Because the CNN backbone produces 128 feature channels, an average‑pooling operation reduces them to a single channel before the sparsification stage. Sparsity is achieved through two mechanisms. First, a fixed binary connectivity mask M imposes a sparse wiring pattern on a linear transformation with learnable weights W and bias b. Second, an adaptive k‑Winner‑Take‑All (a‑kWTA) algorithm enforces a target activity level (≈5 % active neurons). The a‑kWTA tracks each neuron’s activation frequency µ using an exponential moving average, adjusts an individual threshold θ based on the deviation from a desired sparsity ρ, and finally selects the top‑k neurons.
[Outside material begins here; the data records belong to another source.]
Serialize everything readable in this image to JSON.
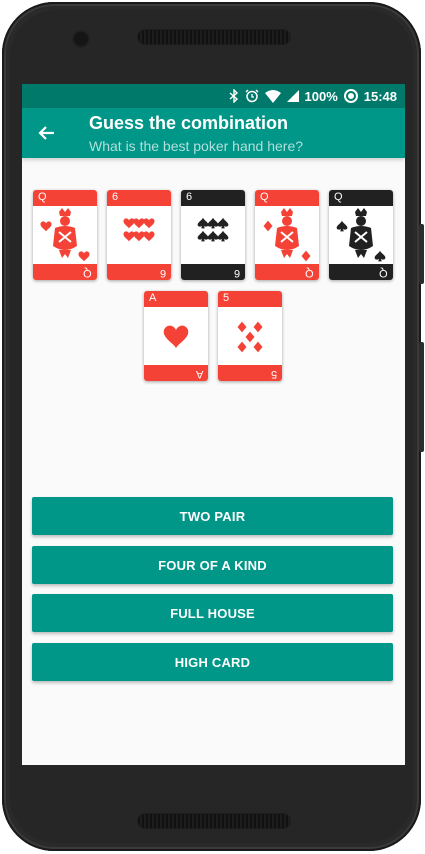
{
  "status": {
    "battery": "100%",
    "time": "15:48"
  },
  "header": {
    "title": "Guess the combination",
    "subtitle": "What is the best poker hand here?"
  },
  "cards": [
    {
      "rank": "Q",
      "suit": "hearts",
      "color": "red"
    },
    {
      "rank": "6",
      "suit": "hearts",
      "color": "red"
    },
    {
      "rank": "6",
      "suit": "spades",
      "color": "black"
    },
    {
      "rank": "Q",
      "suit": "diamonds",
      "color": "red"
    },
    {
      "rank": "Q",
      "suit": "spades",
      "color": "black"
    },
    {
      "rank": "A",
      "suit": "hearts",
      "color": "red"
    },
    {
      "rank": "5",
      "suit": "diamonds",
      "color": "red"
    }
  ],
  "answers": [
    "TWO PAIR",
    "FOUR OF A KIND",
    "FULL HOUSE",
    "HIGH CARD"
  ],
  "colors": {
    "primary": "#009688",
    "primary_dark": "#00796b",
    "card_red": "#f44336",
    "card_black": "#212121"
  }
}
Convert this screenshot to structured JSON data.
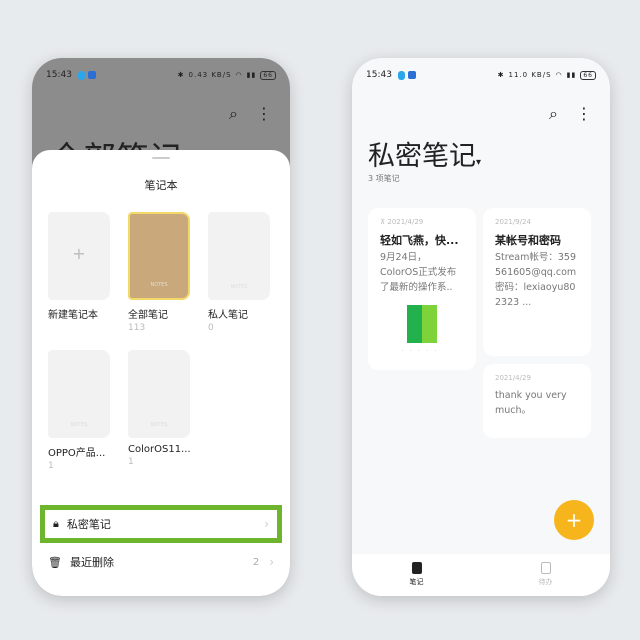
{
  "left": {
    "status": {
      "time": "15:43",
      "speed": "0.43 KB/S",
      "battery": "66"
    },
    "title": "全部笔记",
    "sheet": {
      "title": "笔记本",
      "notebooks": [
        {
          "name": "新建笔记本",
          "count": ""
        },
        {
          "name": "全部笔记",
          "count": "113"
        },
        {
          "name": "私人笔记",
          "count": "0"
        },
        {
          "name": "OPPO产品...",
          "count": "1"
        },
        {
          "name": "ColorOS11...",
          "count": "1"
        }
      ],
      "cover_label": "NOTES",
      "private": {
        "label": "私密笔记"
      },
      "trash": {
        "label": "最近删除",
        "count": "2"
      }
    }
  },
  "right": {
    "status": {
      "time": "15:43",
      "speed": "11.0 KB/S",
      "battery": "66"
    },
    "title": "私密笔记",
    "subtitle": "3 项笔记",
    "notes": [
      {
        "date": "2021/4/29",
        "title": "轻如飞燕，快...",
        "body": "9月24日，ColorOS正式发布了最新的操作系..",
        "pinned": true
      },
      {
        "date": "2021/9/24",
        "title": "某帐号和密码",
        "body": "Stream帐号：359561605@qq.com 密码：lexiaoyu802323 ..."
      },
      {
        "date": "2021/4/29",
        "title": "",
        "body": "thank you very much。"
      }
    ],
    "fab": "+",
    "tabs": [
      {
        "label": "笔记",
        "active": true
      },
      {
        "label": "待办",
        "active": false
      }
    ]
  },
  "colors": {
    "accent": "#f7b51d",
    "highlight": "#6cb52d"
  }
}
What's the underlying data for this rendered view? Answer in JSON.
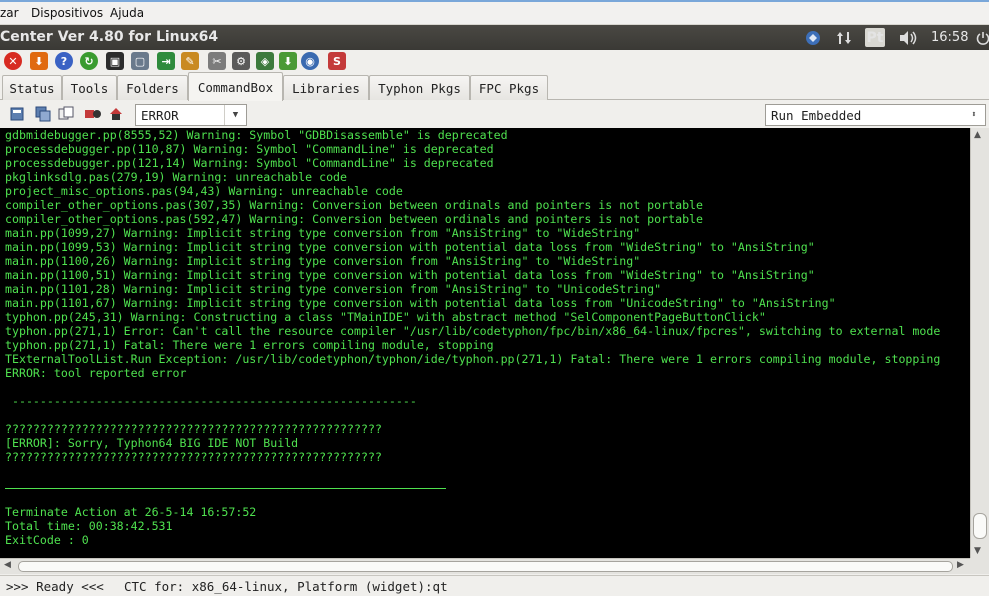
{
  "menu": {
    "items": [
      "zar",
      "Dispositivos",
      "Ajuda"
    ]
  },
  "titlebar": {
    "title": "Center Ver 4.80 for Linux64",
    "lang": "Pt",
    "time": "16:58"
  },
  "icons": {
    "toolbar": [
      "close-red-icon",
      "download-icon",
      "help-icon",
      "refresh-icon",
      "terminal-icon",
      "frame-icon",
      "login-icon",
      "edit-icon",
      "tools-icon",
      "settings-icon",
      "chip-icon",
      "globe-download-icon",
      "gauge-icon",
      "package-64-icon"
    ]
  },
  "tabs": [
    "Status",
    "Tools",
    "Folders",
    "CommandBox",
    "Libraries",
    "Typhon Pkgs",
    "FPC Pkgs"
  ],
  "subbar": {
    "filter_value": "ERROR",
    "mode_value": "Run Embedded"
  },
  "console": {
    "lines": [
      "gdbmidebugger.pp(8555,52) Warning: Symbol \"GDBDisassemble\" is deprecated",
      "processdebugger.pp(110,87) Warning: Symbol \"CommandLine\" is deprecated",
      "processdebugger.pp(121,14) Warning: Symbol \"CommandLine\" is deprecated",
      "pkglinksdlg.pas(279,19) Warning: unreachable code",
      "project_misc_options.pas(94,43) Warning: unreachable code",
      "compiler_other_options.pas(307,35) Warning: Conversion between ordinals and pointers is not portable",
      "compiler_other_options.pas(592,47) Warning: Conversion between ordinals and pointers is not portable",
      "main.pp(1099,27) Warning: Implicit string type conversion from \"AnsiString\" to \"WideString\"",
      "main.pp(1099,53) Warning: Implicit string type conversion with potential data loss from \"WideString\" to \"AnsiString\"",
      "main.pp(1100,26) Warning: Implicit string type conversion from \"AnsiString\" to \"WideString\"",
      "main.pp(1100,51) Warning: Implicit string type conversion with potential data loss from \"WideString\" to \"AnsiString\"",
      "main.pp(1101,28) Warning: Implicit string type conversion from \"AnsiString\" to \"UnicodeString\"",
      "main.pp(1101,67) Warning: Implicit string type conversion with potential data loss from \"UnicodeString\" to \"AnsiString\"",
      "typhon.pp(245,31) Warning: Constructing a class \"TMainIDE\" with abstract method \"SelComponentPageButtonClick\"",
      "typhon.pp(271,1) Error: Can't call the resource compiler \"/usr/lib/codetyphon/fpc/bin/x86_64-linux/fpcres\", switching to external mode",
      "typhon.pp(271,1) Fatal: There were 1 errors compiling module, stopping",
      "TExternalToolList.Run Exception: /usr/lib/codetyphon/typhon/ide/typhon.pp(271,1) Fatal: There were 1 errors compiling module, stopping",
      "ERROR: tool reported error",
      "",
      " ----------------------------------------------------------",
      "",
      "??????????????????????????????????????????????????????",
      "[ERROR]: Sorry, Typhon64 BIG IDE NOT Build",
      "??????????????????????????????????????????????????????",
      "",
      "",
      "",
      "Terminate Action at 26-5-14 16:57:52",
      "Total time: 00:38:42.531",
      "ExitCode : 0"
    ]
  },
  "status": {
    "ready": ">>> Ready <<<",
    "info": "CTC for: x86_64-linux, Platform (widget):qt"
  }
}
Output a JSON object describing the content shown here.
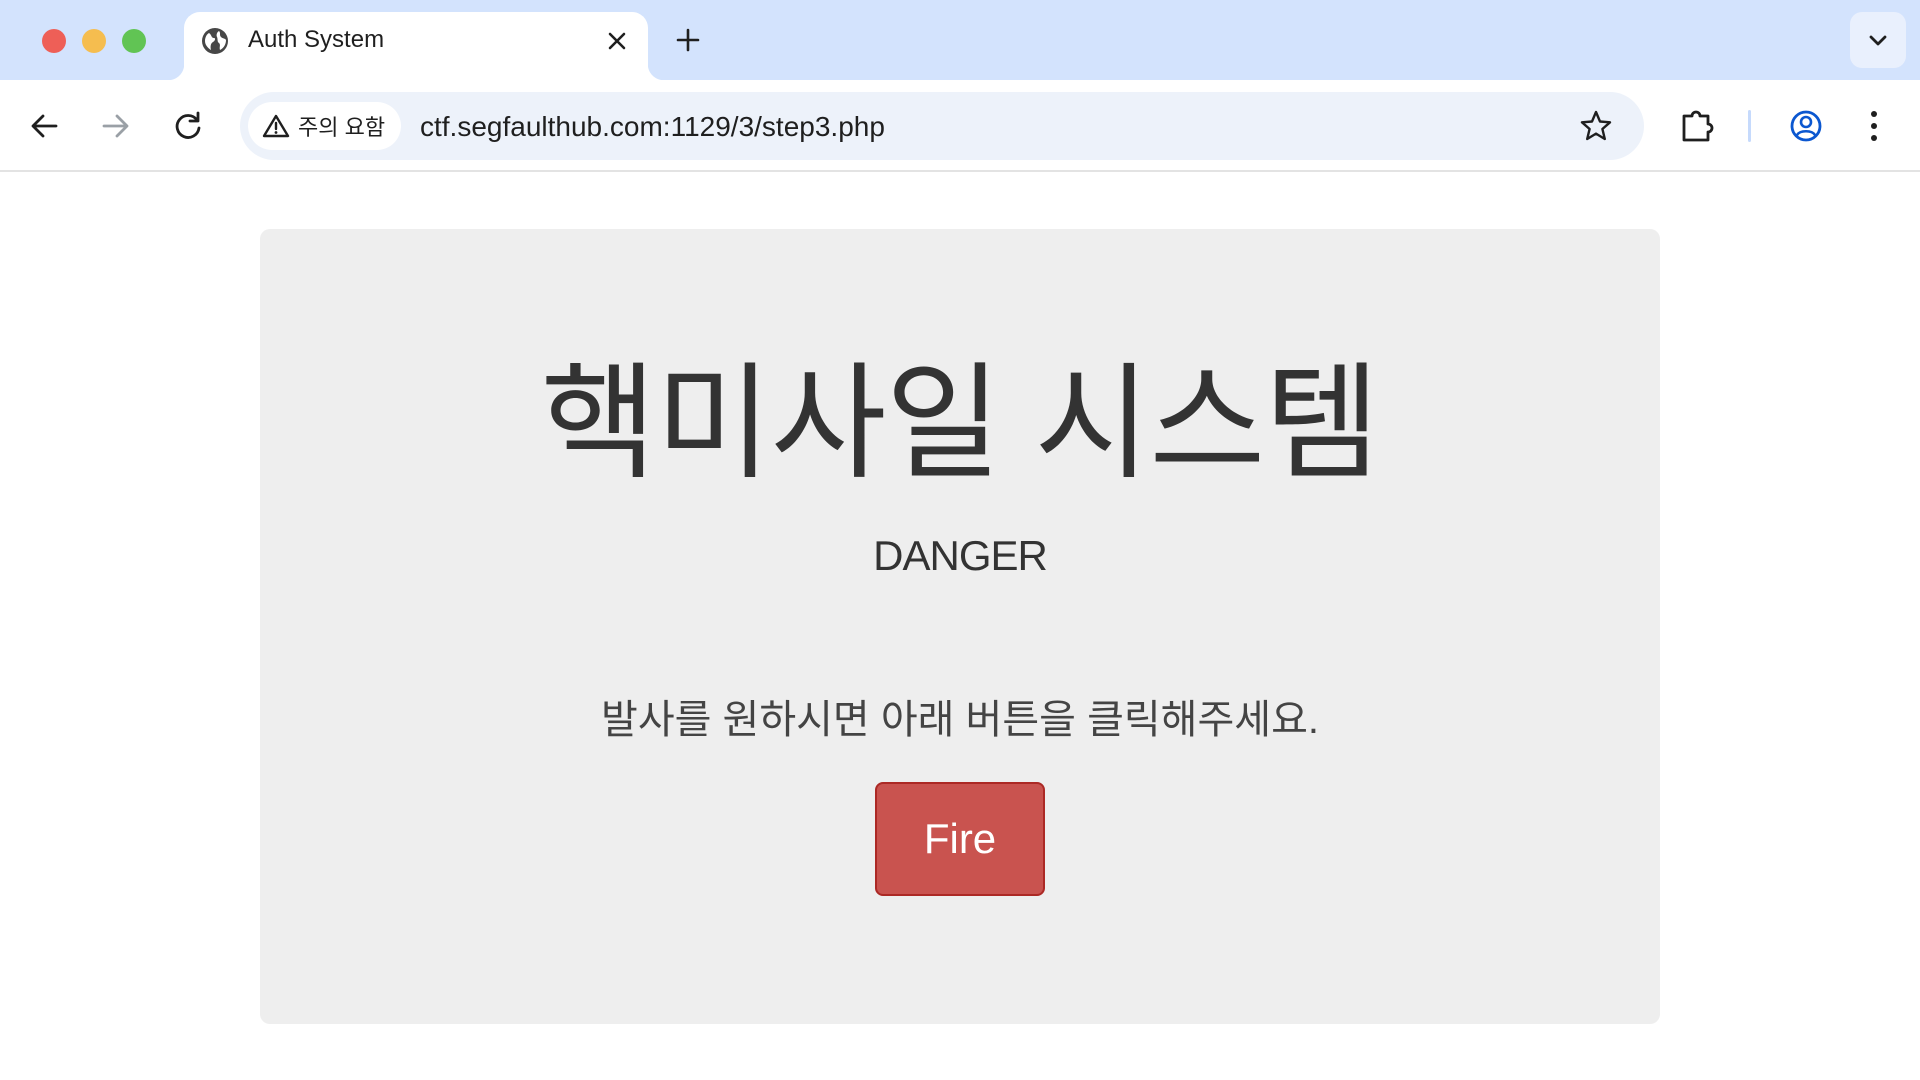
{
  "window": {
    "controls": [
      "close",
      "minimize",
      "maximize"
    ]
  },
  "tab": {
    "title": "Auth System",
    "favicon": "globe-icon"
  },
  "toolbar": {
    "security_chip_label": "주의 요함",
    "url": "ctf.segfaulthub.com:1129/3/step3.php"
  },
  "page": {
    "headline": "핵미사일 시스템",
    "subheading": "DANGER",
    "instruction": "발사를 원하시면 아래 버튼을 클릭해주세요.",
    "fire_button_label": "Fire"
  },
  "colors": {
    "tabstrip_bg": "#d3e3fd",
    "omnibox_bg": "#edf2fa",
    "jumbotron_bg": "#eeeeee",
    "fire_button_bg": "#c9534f",
    "profile_accent": "#0b57d0"
  }
}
This process mirrors the competition among Kenyon cells in the insect mushroom body and yields a low‑dimensional (1024‑dim) KC code that is both sparse and highly discriminative.
Training is performed with a fully self‑supervised contrastive objective: pairs of augmented views of the same image are pulled together in representation space while views of different images are pushed apart. No labeled data are required, allowing the model to learn generic visual features from large, unlabeled datasets.
Two implementations are provided. The artificial neural network (ANN) version runs on conventional GPUs and serves as a rapid prototyping platform. The spiking neural network (SNN) version replaces the ReLU‑based activations with leaky integrate‑and‑fire (LIF) neurons and uses spike‑based communication, making the architecture compatible with low‑power neuromorphic hardware.
The authors evaluate the learned representations on flower‑recognition tasks, standard natural‑image benchmarks, and a simulated localization scenario. Across all tests the model outperforms a simple down‑sampling baseline, demonstrating that the sparse KC code retains sufficient information for downstream tasks while being far more efficient than dense CNN features. Visualizations show that similar images produce overlapping sparse patterns, confirming the discriminative power of the code.
In summary, the work bridges insect neurobiology and modern machine learning by (1) faithfully reproducing the sequential processing stages of the insect optic lobes, (2) incorporating biologically plausible normalization and competition mechanisms, (3) employing contrastive self‑supervision to obtain task‑agnostic features, and (4) delivering both ANN and SNN realizations for flexible deployment. The model advances neuromorphic vision by showing that insect‑inspired sparse coding can be harnessed for general‑purpose image understanding, opening avenues for energy‑efficient vision systems on neuromorphic chips and for integrating additional sensory modalities in future bio‑inspired architectures.